Michael Silver, Portrait of John Cage. Platinum-Palladium print on chewing gum wrapper
I love the way these advertisers have moved their brands by claiming ownership of human values only tangentially linked to their products. Nothing cheesy or aggressive about either, though – just clever, provocative marketing. I wonder if either one of them can show a boost to sales as a result. I hope so.

Unilever’s Persil has taken ownership of the very human idea of mess and repositioned it as positive, happy, creative and educative. The product is translated from a boring, functional, day-to-day need-to-have to a fun, involved and supportive helper in building creative kids. Brilliant. They deserve an extra 10 points of market share just for the idea that making a mess could be productive and not just an exhausting domestic nightmare.

Chewing gum ads are usually really horrible – grim Euro-puddings, made to run in multiple, unconnected markets and communicating nothing in particular (why, though?). Anyway, the latest ‘Get Closer’ TV ads for Wrigley’s (those hi-tech, wafer-thin breath-freshening thingies that dissolve on your tongue, I think) still look like they were made to run all over the place but they’re cleverer than usual.

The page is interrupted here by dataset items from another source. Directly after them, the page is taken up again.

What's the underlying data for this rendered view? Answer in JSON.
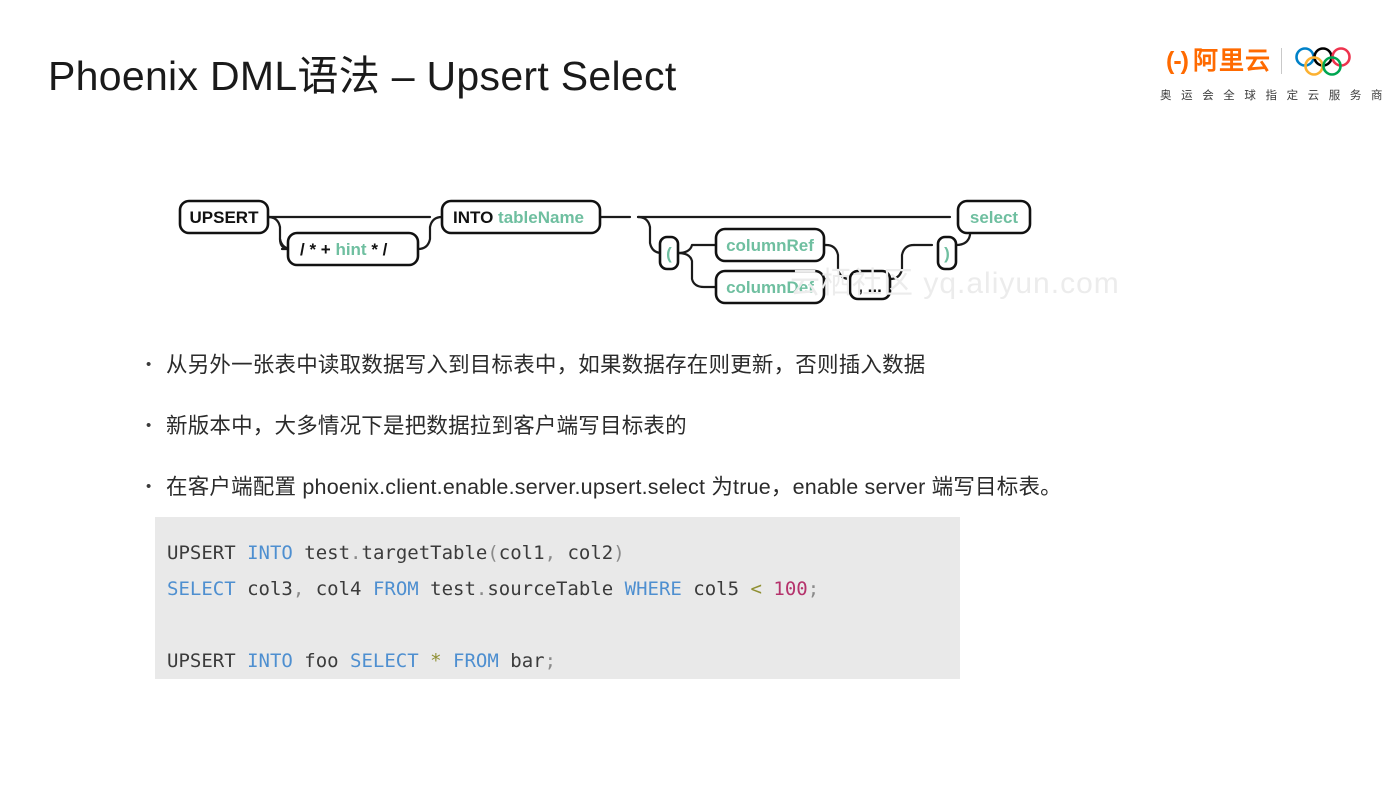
{
  "slide": {
    "title": "Phoenix DML语法 – Upsert Select",
    "watermark": "云栖社区 yq.aliyun.com",
    "background_color": "#ffffff"
  },
  "logo": {
    "brand_glyph": "(-)",
    "brand_name": "阿里云",
    "brand_color": "#ff6a00",
    "tagline": "奥 运 会 全 球 指 定 云 服 务 商",
    "rings": [
      {
        "name": "ring-blue",
        "color": "#0081c8"
      },
      {
        "name": "ring-black",
        "color": "#000000"
      },
      {
        "name": "ring-red",
        "color": "#ee334e"
      },
      {
        "name": "ring-yellow",
        "color": "#fcb131"
      },
      {
        "name": "ring-green",
        "color": "#00a651"
      }
    ]
  },
  "railroad": {
    "terminal_color": "#111111",
    "nonterminal_color": "#6fbfa0",
    "nodes": [
      {
        "id": "upsert",
        "label": "UPSERT",
        "kind": "terminal"
      },
      {
        "id": "hint",
        "label": "/ * + hint * /",
        "kind": "mixed",
        "parts": [
          {
            "text": "/ * + ",
            "kind": "terminal"
          },
          {
            "text": "hint",
            "kind": "nonterminal"
          },
          {
            "text": " * /",
            "kind": "terminal"
          }
        ]
      },
      {
        "id": "into",
        "label": "INTO tableName",
        "kind": "mixed",
        "parts": [
          {
            "text": "INTO ",
            "kind": "terminal"
          },
          {
            "text": "tableName",
            "kind": "nonterminal"
          }
        ]
      },
      {
        "id": "lparen",
        "label": "(",
        "kind": "nonterminal"
      },
      {
        "id": "columnref",
        "label": "columnRef",
        "kind": "nonterminal"
      },
      {
        "id": "columndef",
        "label": "columnDef",
        "kind": "nonterminal"
      },
      {
        "id": "comma",
        "label": ", ...",
        "kind": "terminal"
      },
      {
        "id": "rparen",
        "label": ")",
        "kind": "nonterminal"
      },
      {
        "id": "select",
        "label": "select",
        "kind": "nonterminal"
      }
    ]
  },
  "bullets": [
    {
      "marker": "•",
      "text": "从另外一张表中读取数据写入到目标表中，如果数据存在则更新，否则插入数据"
    },
    {
      "marker": "•",
      "text": "新版本中，大多情况下是把数据拉到客户端写目标表的"
    },
    {
      "marker": "•",
      "text": "在客户端配置 phoenix.client.enable.server.upsert.select 为true，enable server 端写目标表。"
    }
  ],
  "code": {
    "background_color": "#e9e9e9",
    "keyword_color": "#4e8fd0",
    "number_color": "#b5336c",
    "operator_color": "#8f8f32",
    "lines": [
      {
        "id": "line1",
        "tokens": [
          {
            "t": "UPSERT ",
            "c": "pl"
          },
          {
            "t": "INTO",
            "c": "kw"
          },
          {
            "t": " test",
            "c": "pl"
          },
          {
            "t": ".",
            "c": "punct"
          },
          {
            "t": "targetTable",
            "c": "pl"
          },
          {
            "t": "(",
            "c": "punct"
          },
          {
            "t": "col1",
            "c": "pl"
          },
          {
            "t": ",",
            "c": "punct"
          },
          {
            "t": " col2",
            "c": "pl"
          },
          {
            "t": ")",
            "c": "punct"
          }
        ]
      },
      {
        "id": "line2",
        "tokens": [
          {
            "t": "SELECT",
            "c": "kw"
          },
          {
            "t": " col3",
            "c": "pl"
          },
          {
            "t": ",",
            "c": "punct"
          },
          {
            "t": " col4 ",
            "c": "pl"
          },
          {
            "t": "FROM",
            "c": "kw"
          },
          {
            "t": " test",
            "c": "pl"
          },
          {
            "t": ".",
            "c": "punct"
          },
          {
            "t": "sourceTable ",
            "c": "pl"
          },
          {
            "t": "WHERE",
            "c": "kw"
          },
          {
            "t": " col5 ",
            "c": "pl"
          },
          {
            "t": "<",
            "c": "op"
          },
          {
            "t": " ",
            "c": "pl"
          },
          {
            "t": "100",
            "c": "num"
          },
          {
            "t": ";",
            "c": "punct"
          }
        ]
      },
      {
        "id": "line3",
        "tokens": []
      },
      {
        "id": "line4",
        "tokens": [
          {
            "t": "UPSERT ",
            "c": "pl"
          },
          {
            "t": "INTO",
            "c": "kw"
          },
          {
            "t": " foo ",
            "c": "pl"
          },
          {
            "t": "SELECT",
            "c": "kw"
          },
          {
            "t": " ",
            "c": "pl"
          },
          {
            "t": "*",
            "c": "op"
          },
          {
            "t": " ",
            "c": "pl"
          },
          {
            "t": "FROM",
            "c": "kw"
          },
          {
            "t": " bar",
            "c": "pl"
          },
          {
            "t": ";",
            "c": "punct"
          }
        ]
      }
    ]
  }
}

They claim for the product the idea of intimacy – of getting physically close to other human beings. An unarguably powerful, emotional idea. The risk, I suppose, of Big Idea advertising like this, is that the benefit produced accrues not to Wrigley’s but to the category and any sales boost is spread evenly across all the breath products (also, they use that brilliant, super-feel-good Hanson record).

And, speaking of tangential links, get this: the picture is a gorgeous Platinum-Palladium print of John Cage on a chewing gum wrapper. What can I say?